Un jour, on te fera un commentaire que tu trouveras niaiseux sur le coup, puis, insidieusement, ce commentaire se taillera une place dans ta façon d’écrire. Tu cesseras d’écrire au «je» parce qu’on t’aura traitée d’égocentrique. Tu essaieras de faire des phrases plus courtes quand on t’aura mal comprise. Un jour, tu écriras une chronique sur un sujet que tu maîtrises plus ou moins. On te le fera remarquer, et alors tu n’écriras plus jamais que sur des choses que tu connais, ou du moins, que tu penses connaître.

Mais tu ne changeras toujours pas le monde. Tu apprendras à parer les arguments de tes adversaires en les donnant en exemple de ce qu’il ne faut pas faire dans tes textes. Puis, invariablement, en commentaire, quelqu’un te servira ces arguments que tu avais pris soin de discréditer. Tu comprendras que cette personne s’est sentie autorisée à commenter l’idée que tu avais soigneusement élaborée en y mettant toutes les nuances nécessaires, après n’avoir lu… que la photo du texte. Et tu te rappelleras que tu ne changeras pas le monde.

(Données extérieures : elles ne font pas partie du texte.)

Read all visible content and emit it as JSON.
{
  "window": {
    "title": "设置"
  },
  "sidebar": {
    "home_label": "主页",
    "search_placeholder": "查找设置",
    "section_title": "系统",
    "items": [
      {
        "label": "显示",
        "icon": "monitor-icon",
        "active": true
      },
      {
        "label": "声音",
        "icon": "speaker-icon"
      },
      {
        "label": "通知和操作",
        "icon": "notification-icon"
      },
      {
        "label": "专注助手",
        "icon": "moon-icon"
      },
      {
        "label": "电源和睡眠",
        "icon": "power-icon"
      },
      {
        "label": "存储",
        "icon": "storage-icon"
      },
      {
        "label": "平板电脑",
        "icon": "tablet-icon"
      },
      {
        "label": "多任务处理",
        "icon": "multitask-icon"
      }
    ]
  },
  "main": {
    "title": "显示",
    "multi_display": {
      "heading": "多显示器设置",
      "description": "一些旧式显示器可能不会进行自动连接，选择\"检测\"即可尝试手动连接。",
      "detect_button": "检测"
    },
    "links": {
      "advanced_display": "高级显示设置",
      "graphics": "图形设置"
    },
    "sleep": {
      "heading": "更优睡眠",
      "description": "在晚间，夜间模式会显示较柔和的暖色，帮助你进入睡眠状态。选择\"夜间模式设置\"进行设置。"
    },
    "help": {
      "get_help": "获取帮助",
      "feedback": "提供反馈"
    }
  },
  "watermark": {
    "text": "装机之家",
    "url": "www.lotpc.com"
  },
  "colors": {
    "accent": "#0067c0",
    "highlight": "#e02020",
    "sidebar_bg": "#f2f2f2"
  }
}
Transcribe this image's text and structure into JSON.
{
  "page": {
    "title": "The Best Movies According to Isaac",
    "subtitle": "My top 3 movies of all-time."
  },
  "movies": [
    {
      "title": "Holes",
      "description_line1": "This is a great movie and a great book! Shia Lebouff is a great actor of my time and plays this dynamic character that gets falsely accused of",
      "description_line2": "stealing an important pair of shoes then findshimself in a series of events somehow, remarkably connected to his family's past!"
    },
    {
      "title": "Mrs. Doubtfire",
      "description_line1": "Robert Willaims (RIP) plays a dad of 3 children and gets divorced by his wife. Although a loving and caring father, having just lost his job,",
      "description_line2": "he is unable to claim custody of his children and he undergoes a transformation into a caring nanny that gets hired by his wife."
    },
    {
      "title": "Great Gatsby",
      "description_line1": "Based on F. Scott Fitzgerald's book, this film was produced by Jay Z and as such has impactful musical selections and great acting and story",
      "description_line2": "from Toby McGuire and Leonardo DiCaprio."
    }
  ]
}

Ta plus grande satisfaction alors, tu l’éprouveras  quand on te dira que tu as réussi à mettre des mots sur ce qu’on pensait. Tu te diras, avec un peu de découragement : «Ça y est, j’écris pour ceux qui pensent déjà comme moi.» Puis, tu verras ton texte être partagé et tu te diras qu’il y a quelque chose d’un peu noble quand même dans le fait de donner des mots à ceux qui n’en ont pas, de formuler des opinions pour ceux qui n’ont pas le temps de le faire. Et tu éprouveras aussi un peu de satisfaction quand on te dira : «Je déteste vos idées, mais j’adore vous lire.» Tu te diras que tu ne changes pas le monde, mais au moins, tu le fais bien.

*Le féminin est employé pour alléger le texte.